Type: | SwitchParameter |
Position: | Named |
Default value: | False |
Vereist: | False |
Pijplijninvoer accepteren: | False |
Jokertekens accepteren: | False |
-Trace
Hiermee geeft u het traceringsniveau voor elke regel in een script. Elke regel wordt getraceerd terwijl deze wordt uitgevoerd.
De acceptabele waarden voor deze parameter zijn als volgt:
- 0: Scripttracering uitschakelen.
- 1: Scriptlijnen traceren terwijl ze worden uitgevoerd.
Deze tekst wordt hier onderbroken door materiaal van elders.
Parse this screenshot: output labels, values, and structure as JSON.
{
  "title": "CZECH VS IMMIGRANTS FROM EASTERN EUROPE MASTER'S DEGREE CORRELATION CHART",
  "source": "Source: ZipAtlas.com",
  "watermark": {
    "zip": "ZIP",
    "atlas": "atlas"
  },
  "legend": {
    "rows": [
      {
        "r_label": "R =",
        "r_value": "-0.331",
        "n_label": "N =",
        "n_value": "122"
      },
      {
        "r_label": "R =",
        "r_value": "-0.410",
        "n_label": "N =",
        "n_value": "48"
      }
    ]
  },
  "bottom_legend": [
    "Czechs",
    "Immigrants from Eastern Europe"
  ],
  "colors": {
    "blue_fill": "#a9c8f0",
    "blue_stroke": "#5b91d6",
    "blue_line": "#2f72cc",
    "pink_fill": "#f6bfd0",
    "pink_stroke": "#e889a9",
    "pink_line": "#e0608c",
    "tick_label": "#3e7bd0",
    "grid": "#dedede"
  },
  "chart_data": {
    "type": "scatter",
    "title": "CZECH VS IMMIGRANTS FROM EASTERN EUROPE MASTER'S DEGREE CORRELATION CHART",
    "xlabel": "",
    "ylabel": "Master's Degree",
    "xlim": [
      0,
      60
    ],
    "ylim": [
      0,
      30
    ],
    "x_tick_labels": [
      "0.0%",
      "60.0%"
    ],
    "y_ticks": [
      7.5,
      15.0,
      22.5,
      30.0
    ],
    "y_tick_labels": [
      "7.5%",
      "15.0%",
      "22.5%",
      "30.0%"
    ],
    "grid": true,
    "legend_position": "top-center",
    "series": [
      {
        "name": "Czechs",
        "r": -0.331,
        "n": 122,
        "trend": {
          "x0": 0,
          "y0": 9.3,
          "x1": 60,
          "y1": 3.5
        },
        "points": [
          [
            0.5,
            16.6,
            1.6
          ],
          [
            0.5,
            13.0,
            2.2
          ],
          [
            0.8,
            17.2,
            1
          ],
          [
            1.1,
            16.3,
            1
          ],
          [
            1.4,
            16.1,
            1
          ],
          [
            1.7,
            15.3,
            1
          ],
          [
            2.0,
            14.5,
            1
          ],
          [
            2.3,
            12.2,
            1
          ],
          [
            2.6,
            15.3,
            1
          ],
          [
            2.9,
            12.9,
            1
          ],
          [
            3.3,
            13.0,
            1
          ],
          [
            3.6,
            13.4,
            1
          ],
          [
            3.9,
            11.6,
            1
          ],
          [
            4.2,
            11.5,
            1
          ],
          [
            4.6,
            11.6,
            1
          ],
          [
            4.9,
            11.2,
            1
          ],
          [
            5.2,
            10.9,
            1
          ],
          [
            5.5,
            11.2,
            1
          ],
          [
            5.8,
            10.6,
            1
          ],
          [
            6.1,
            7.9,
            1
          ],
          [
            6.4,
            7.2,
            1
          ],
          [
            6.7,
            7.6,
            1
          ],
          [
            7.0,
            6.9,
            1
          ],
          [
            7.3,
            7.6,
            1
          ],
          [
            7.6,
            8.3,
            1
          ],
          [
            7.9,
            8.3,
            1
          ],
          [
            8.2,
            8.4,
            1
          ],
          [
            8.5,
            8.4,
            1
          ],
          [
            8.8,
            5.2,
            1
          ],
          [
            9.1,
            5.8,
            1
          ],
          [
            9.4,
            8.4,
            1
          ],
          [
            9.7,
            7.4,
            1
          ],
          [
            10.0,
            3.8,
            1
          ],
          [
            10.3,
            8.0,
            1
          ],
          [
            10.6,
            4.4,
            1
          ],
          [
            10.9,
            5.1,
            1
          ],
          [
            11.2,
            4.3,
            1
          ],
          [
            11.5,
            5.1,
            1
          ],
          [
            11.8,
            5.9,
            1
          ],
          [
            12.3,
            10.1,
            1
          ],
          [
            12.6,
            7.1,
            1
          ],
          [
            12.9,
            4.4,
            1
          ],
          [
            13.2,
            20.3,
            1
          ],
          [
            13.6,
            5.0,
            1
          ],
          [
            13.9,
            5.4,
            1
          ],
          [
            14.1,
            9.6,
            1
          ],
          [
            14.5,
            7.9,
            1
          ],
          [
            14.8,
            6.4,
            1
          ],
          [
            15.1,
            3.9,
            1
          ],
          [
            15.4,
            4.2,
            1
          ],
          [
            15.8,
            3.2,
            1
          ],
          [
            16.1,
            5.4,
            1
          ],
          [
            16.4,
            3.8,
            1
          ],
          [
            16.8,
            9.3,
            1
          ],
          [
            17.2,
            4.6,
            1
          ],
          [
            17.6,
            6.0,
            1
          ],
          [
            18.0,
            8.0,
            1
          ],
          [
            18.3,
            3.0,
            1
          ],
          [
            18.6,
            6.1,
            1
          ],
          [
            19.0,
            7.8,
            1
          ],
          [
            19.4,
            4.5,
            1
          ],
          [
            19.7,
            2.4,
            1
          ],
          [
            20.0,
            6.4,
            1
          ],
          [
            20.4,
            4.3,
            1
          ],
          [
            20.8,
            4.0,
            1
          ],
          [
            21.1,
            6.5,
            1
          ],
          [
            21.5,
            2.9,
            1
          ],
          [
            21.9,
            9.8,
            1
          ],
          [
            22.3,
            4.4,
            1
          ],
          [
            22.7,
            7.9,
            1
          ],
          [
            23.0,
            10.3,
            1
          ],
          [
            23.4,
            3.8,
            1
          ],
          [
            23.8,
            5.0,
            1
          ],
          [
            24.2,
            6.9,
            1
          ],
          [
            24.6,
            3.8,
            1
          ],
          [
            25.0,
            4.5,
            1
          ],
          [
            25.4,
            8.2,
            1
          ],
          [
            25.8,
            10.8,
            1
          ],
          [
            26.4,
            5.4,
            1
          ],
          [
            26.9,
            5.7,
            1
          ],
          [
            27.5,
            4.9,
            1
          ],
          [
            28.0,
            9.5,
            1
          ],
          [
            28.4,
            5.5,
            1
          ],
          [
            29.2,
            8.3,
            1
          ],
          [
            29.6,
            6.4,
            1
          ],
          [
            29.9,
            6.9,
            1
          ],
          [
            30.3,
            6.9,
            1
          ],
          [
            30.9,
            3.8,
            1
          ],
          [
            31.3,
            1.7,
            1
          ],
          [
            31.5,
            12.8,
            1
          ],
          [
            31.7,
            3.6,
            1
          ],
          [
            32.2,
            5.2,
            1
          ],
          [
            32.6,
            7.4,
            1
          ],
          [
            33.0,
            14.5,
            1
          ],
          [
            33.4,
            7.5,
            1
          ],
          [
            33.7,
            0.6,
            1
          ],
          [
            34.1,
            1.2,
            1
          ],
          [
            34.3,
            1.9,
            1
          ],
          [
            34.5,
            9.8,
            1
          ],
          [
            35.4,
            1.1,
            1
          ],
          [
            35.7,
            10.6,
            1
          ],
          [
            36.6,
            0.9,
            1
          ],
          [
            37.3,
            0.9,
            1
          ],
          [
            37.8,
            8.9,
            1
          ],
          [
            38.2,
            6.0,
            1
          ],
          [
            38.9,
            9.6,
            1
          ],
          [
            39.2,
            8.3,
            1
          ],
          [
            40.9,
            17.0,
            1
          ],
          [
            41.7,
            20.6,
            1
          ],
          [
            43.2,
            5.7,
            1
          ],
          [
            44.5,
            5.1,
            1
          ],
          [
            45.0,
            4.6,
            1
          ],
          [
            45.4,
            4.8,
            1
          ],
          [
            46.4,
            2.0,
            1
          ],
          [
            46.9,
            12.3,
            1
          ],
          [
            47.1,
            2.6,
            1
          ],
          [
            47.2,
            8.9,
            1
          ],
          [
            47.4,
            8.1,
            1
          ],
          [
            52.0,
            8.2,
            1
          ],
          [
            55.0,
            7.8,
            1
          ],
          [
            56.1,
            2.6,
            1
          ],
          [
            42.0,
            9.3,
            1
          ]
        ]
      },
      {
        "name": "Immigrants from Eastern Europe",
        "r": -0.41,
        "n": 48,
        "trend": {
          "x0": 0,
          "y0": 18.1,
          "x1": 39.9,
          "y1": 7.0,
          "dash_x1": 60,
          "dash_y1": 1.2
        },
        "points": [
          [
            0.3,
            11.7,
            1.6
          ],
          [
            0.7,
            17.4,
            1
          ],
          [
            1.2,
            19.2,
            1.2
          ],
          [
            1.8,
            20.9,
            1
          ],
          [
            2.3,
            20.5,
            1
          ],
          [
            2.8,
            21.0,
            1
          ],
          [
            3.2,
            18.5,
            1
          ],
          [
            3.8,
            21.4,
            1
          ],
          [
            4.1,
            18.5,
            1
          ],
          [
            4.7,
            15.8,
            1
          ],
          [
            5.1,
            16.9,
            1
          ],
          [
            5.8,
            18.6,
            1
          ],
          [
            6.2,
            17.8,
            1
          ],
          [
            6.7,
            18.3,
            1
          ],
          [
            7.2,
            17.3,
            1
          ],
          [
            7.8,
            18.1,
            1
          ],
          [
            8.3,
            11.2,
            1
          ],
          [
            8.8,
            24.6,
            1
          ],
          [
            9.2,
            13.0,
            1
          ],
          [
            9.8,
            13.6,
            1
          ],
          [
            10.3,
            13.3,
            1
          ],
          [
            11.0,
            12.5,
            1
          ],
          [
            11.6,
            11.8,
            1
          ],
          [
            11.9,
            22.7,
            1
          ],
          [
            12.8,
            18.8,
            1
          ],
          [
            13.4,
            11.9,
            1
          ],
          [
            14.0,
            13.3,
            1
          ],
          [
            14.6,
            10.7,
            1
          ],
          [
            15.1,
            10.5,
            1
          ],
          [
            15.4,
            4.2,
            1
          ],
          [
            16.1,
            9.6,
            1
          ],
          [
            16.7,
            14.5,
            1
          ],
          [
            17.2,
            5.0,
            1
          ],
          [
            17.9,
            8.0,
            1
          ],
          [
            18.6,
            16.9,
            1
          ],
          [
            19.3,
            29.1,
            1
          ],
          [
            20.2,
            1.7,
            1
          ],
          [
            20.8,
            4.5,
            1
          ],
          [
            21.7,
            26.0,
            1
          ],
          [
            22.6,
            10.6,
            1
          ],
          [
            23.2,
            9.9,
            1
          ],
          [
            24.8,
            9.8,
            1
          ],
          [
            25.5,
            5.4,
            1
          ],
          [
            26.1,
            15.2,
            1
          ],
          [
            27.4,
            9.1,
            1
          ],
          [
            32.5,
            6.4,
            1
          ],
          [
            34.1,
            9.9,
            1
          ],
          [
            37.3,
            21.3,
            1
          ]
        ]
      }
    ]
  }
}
- 2: Scriptlijnen, variabele toewijzingen, functie-aanroepen en scripts traceren.
Type: | Int32 |
Position: | Named |
Default value: | None |
Vereist: | False |
Pijplijninvoer accepteren: | False |
Jokertekens accepteren: | False |
Invoerwaarden
None
U kunt geen objecten doorsluisen naar deze cmdlet.
Uitvoerwaarden
None
Deze cmdlet retourneert geen uitvoer.